Non-surgical enhancement isn't regulated with the same scrutiny as other medical services. Meaning the level for entry for conducting potentially life-changing surgery isn't, as high as that required for the people looking after your health and teeth.

Maisie has practiced advanced aesthetics for two-and-a-half years and believes the horror stories and issues around beauty enhancement are given an unrepresentative amount of publicity.

Data from Healthline in 2018 suggested fewer than 1% of plastic surgeries had complications. The American health site scrutinised 25,000 cases.

Maisie admitted that coming out of lockdown interest in her business has boomed and this rise in popularity has been seen across the country.

Health Minister Nadine Dorries wants to ban botox procedures on under 18s, in her reasoning the minister sighted youngsters aiming for unrealistic Instagram looks.

The television series, Love Island, was also referenced, as it often presents young aspirational, soon-to-be extremely famous people, who have undertaken cosmetic procedures.

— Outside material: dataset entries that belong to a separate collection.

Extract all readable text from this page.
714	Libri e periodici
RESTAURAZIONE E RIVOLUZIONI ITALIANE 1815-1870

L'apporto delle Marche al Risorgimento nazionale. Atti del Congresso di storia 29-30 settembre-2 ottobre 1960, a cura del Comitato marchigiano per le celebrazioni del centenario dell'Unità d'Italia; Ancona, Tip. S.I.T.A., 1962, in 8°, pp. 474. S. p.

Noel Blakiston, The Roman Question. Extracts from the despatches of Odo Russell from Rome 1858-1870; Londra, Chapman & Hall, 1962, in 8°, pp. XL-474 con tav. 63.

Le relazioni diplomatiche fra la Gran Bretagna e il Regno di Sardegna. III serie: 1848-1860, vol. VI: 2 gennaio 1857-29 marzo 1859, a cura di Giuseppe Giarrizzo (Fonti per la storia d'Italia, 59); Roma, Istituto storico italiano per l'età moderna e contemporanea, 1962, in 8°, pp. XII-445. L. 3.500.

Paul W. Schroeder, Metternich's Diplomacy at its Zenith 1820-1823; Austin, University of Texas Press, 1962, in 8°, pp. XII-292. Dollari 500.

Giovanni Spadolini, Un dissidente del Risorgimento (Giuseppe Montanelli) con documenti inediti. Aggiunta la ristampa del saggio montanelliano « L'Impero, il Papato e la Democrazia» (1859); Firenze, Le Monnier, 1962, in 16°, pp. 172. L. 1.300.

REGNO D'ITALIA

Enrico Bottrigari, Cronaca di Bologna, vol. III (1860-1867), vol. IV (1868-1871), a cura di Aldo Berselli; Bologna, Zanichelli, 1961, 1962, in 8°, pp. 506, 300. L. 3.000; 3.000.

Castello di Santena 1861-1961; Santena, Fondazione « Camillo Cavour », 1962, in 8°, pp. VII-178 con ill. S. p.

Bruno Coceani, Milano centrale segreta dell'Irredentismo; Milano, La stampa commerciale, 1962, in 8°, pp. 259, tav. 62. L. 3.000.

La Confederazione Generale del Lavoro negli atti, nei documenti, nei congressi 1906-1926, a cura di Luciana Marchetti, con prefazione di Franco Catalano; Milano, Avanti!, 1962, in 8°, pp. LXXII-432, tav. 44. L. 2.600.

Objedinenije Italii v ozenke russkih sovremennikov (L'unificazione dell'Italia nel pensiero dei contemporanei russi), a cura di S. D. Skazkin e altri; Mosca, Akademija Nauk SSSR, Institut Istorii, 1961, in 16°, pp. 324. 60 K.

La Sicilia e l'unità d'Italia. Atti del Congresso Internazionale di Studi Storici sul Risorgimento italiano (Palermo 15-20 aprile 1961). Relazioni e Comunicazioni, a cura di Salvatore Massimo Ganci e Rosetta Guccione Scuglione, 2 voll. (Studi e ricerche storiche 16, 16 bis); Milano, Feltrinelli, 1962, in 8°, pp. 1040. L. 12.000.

Maisie who doesn't work on under 18s added: "I am aware of that, I think a lot of people do look at the Kardashians and get unrealistic expectations.

"Their photos are heavily edited...I have no problem telling someone to 'hang on', if they walk in and started demanding this, that, and this, all at once.

"Sometimes in my role you do need to be able to have the ability to say 'no that is enough', it's about managing expectations. You can feel like a counsellor at times in my job and I'll tell people not to follow the trends, but do what they want, and to do it for themselves."